\require{AMSmath}
WisFaq - de digitale vraagbaak voor wiskunde en wiskunde onderwijs


Printen

Samengesteld experiment

Er bevinden zich 3 personen in een kamer die elk een getal van 1 tot 10 in hun hoofd hebben. Wat is de kans dat minstens twee personen hetzelde getal in gedachte hebben?

De uitkomst moet 7/25 zijn, maar ik lijk het écht niet te vinden. Het begrip minstens 2 is me zo raar want dan lijkt het toch of je twee oplossingen hebt: één waar er twee hetzelfde in gedachte hebben en één waar ze alle drie hetzelfde in gedachte hebben. Dit kan ik niet goed vatten

Alvast bedankt

koen
3de graad ASO - donderdag 1 mei 2003

Antwoord

Je vraag bestaat uit twee delen. Ik zal ze proberen apart te beantwoorden.

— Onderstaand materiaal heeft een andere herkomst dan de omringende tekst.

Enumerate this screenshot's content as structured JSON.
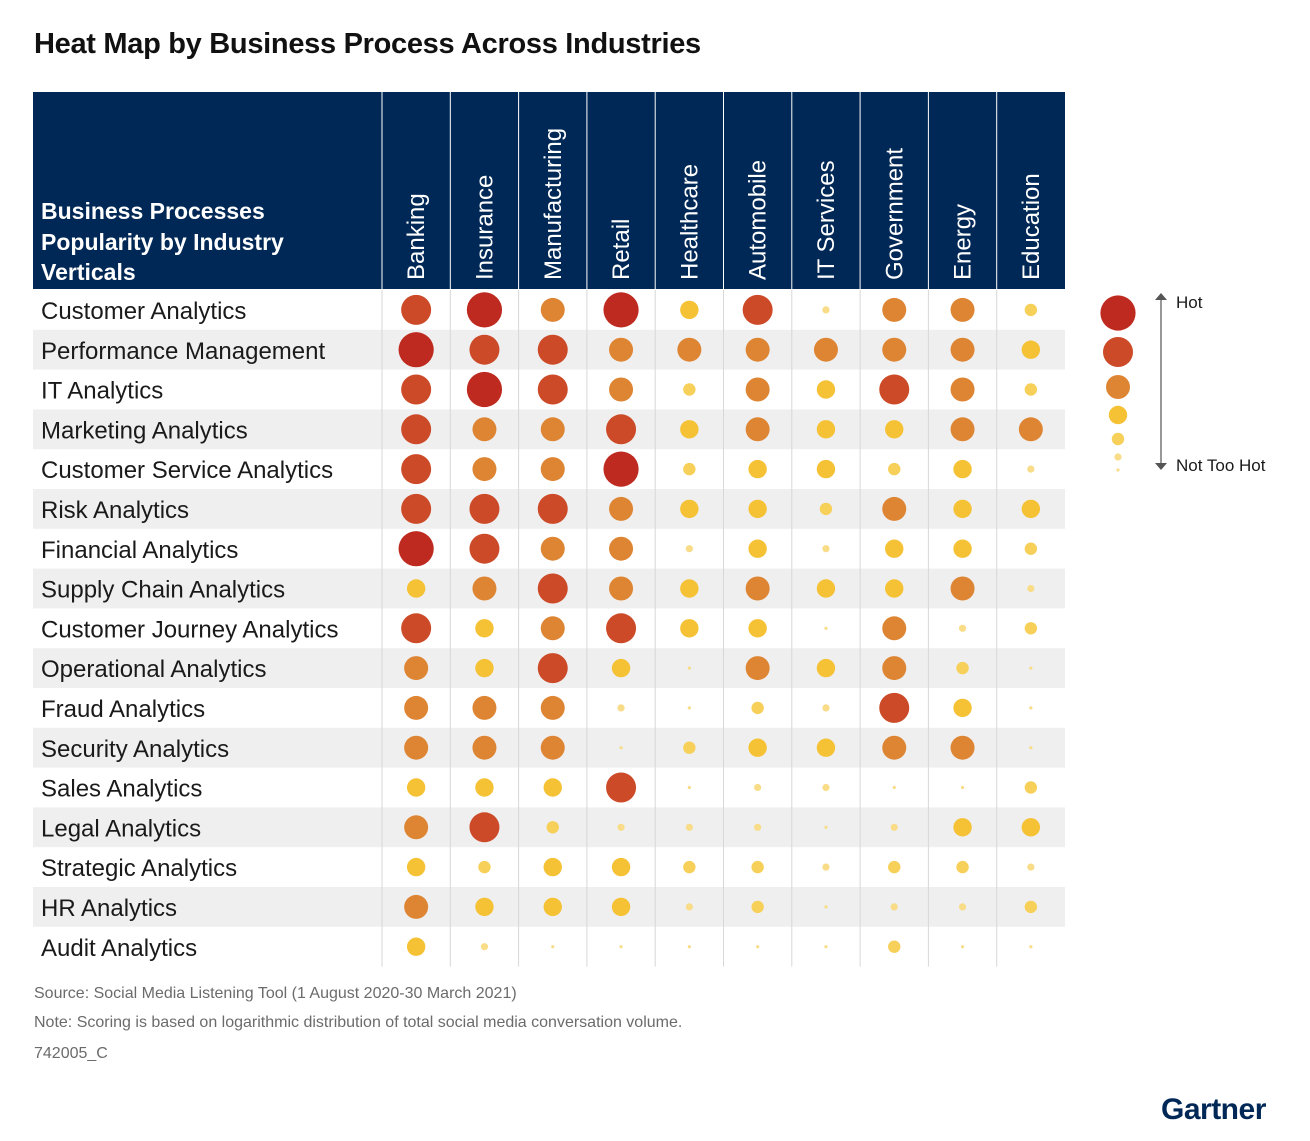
{
  "title": "Heat Map by Business Process Across Industries",
  "footer": {
    "source": "Source: Social Media Listening Tool (1 August 2020-30 March 2021)",
    "note": "Note: Scoring is based on logarithmic distribution of total social media conversation volume.",
    "code": "742005_C",
    "logo": "Gartner"
  },
  "colors": {
    "header_bg": "#002856",
    "level_1": "#f8dc87",
    "level_2": "#f7d05a",
    "level_3": "#f5c236",
    "level_4": "#de8533",
    "level_5": "#cc4a28",
    "level_6": "#bf2a20"
  },
  "chart_data": {
    "type": "heatmap",
    "title": "Heat Map by Business Process Across Industries",
    "corner_label": [
      "Business Processes",
      "Popularity by Industry",
      "Verticals"
    ],
    "columns": [
      "Banking",
      "Insurance",
      "Manufacturing",
      "Retail",
      "Healthcare",
      "Automobile",
      "IT Services",
      "Government",
      "Energy",
      "Education"
    ],
    "rows": [
      "Customer Analytics",
      "Performance Management",
      "IT Analytics",
      "Marketing Analytics",
      "Customer Service Analytics",
      "Risk Analytics",
      "Financial Analytics",
      "Supply Chain Analytics",
      "Customer Journey Analytics",
      "Operational Analytics",
      "Fraud Analytics",
      "Security Analytics",
      "Sales Analytics",
      "Legal Analytics",
      "Strategic Analytics",
      "HR Analytics",
      "Audit Analytics"
    ],
    "scale": "0 = smallest dot (Not Too Hot) to 6 = largest dot (Hot)",
    "legend": {
      "high_label": "Hot",
      "low_label": "Not Too Hot",
      "levels": [
        6,
        5,
        4,
        3,
        2,
        1
      ]
    },
    "values": [
      [
        5,
        6,
        4,
        6,
        3,
        5,
        1,
        4,
        4,
        2
      ],
      [
        6,
        5,
        5,
        4,
        4,
        4,
        4,
        4,
        4,
        3
      ],
      [
        5,
        6,
        5,
        4,
        2,
        4,
        3,
        5,
        4,
        2
      ],
      [
        5,
        4,
        4,
        5,
        3,
        4,
        3,
        3,
        4,
        4
      ],
      [
        5,
        4,
        4,
        6,
        2,
        3,
        3,
        2,
        3,
        1
      ],
      [
        5,
        5,
        5,
        4,
        3,
        3,
        2,
        4,
        3,
        3
      ],
      [
        6,
        5,
        4,
        4,
        1,
        3,
        1,
        3,
        3,
        2
      ],
      [
        3,
        4,
        5,
        4,
        3,
        4,
        3,
        3,
        4,
        1
      ],
      [
        5,
        3,
        4,
        5,
        3,
        3,
        0,
        4,
        1,
        2
      ],
      [
        4,
        3,
        5,
        3,
        0,
        4,
        3,
        4,
        2,
        0
      ],
      [
        4,
        4,
        4,
        1,
        0,
        2,
        1,
        5,
        3,
        0
      ],
      [
        4,
        4,
        4,
        0,
        2,
        3,
        3,
        4,
        4,
        0
      ],
      [
        3,
        3,
        3,
        5,
        0,
        1,
        1,
        0,
        0,
        2
      ],
      [
        4,
        5,
        2,
        1,
        1,
        1,
        0,
        1,
        3,
        3
      ],
      [
        3,
        2,
        3,
        3,
        2,
        2,
        1,
        2,
        2,
        1
      ],
      [
        4,
        3,
        3,
        3,
        1,
        2,
        0,
        1,
        1,
        2
      ],
      [
        3,
        1,
        0,
        0,
        0,
        0,
        0,
        2,
        0,
        0
      ]
    ]
  }
}
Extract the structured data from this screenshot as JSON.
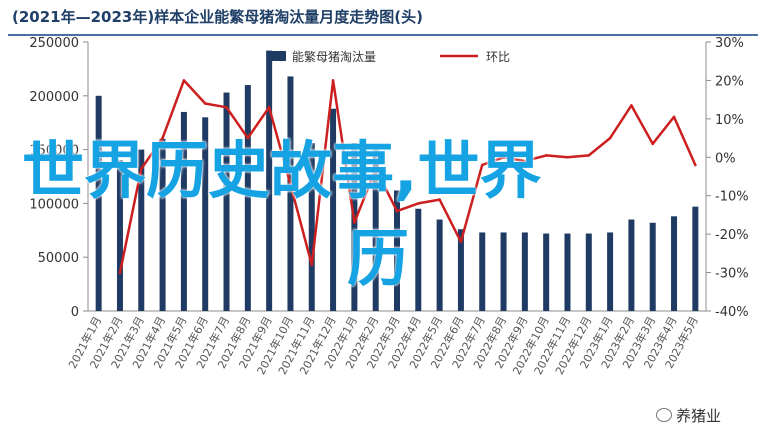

Verschil tussen minstens 2 en precies 2.
Als die mensen een getal in gedachten nemen dan zijn er drie mogelijkheden.
-- alle drie hebben ze een ander getal in gedachten
-- twee van hen hebben hetzelfde getal in gedachten en de derde persoon heeft een ander getal
-- drie van heb hebben hetzelfde getal in gedachten

De kans op 1 van deze drie gebeurtenissen is natuurlijk niet gelijk, maar daar zullen we het straks over hebben.
De vraag die je werd gesteld is wat de kans is dat twee van hen hetzelfde getal in gedachten hebben. En dan nog iets precieser: minstens 2 van hen hebben hetzelfde getal in gedachten.
Dat wil dus zeggen dat je de kans moet uitrekenen die de som is van de kansen van de tweede en derde mogelijkheid.
Wordt er nu gevraagd om de kans dat precies 2 van hen hetzelfde getal in gedachten hebben dan wordt daar mee bedoeld de tweede mogelijkheid.
Dus precies twee betekent: 2 hetzelfde getal en de derde een ander getal.

De kansen
Het aantal mogelijkheden waarop de drie mensen de getallen tussen de 1 en 10 in gedachten kunnen nemen is 1000 (10x10x10).
Het is dus onmogelijk om alle mogelijke getal combinaties uit te schrijven.
Nu nog de kans berekenen. Om te beginnen is de som van de kansen van de drie hierboven beschreven mogelijkheden natuurlijk 1.
Dit geeft ons twee manieren om de gevraagde kans te berekenen.
1. We kunnen de kans op drie verschillende getallen uitrekenen. De kans die we zoeken is dan 1 min de berekenden kans.
2. We rekenen de kansen op precies 2 dezelfde en precies 3 dezelfde apart uit en tellen die dan op.

Eerste methode
De kans dat alle drie een ander getal kiezen kun je op de volgende manier berekenen:
de eerste van de drie (A) kiest een getal.
de kans dan de tweede (B) een ander getal dan het getal van A kiest is 9/10.
de kans dat de derde (C) een ander getal kiest dan het getal van A en B is 8/10.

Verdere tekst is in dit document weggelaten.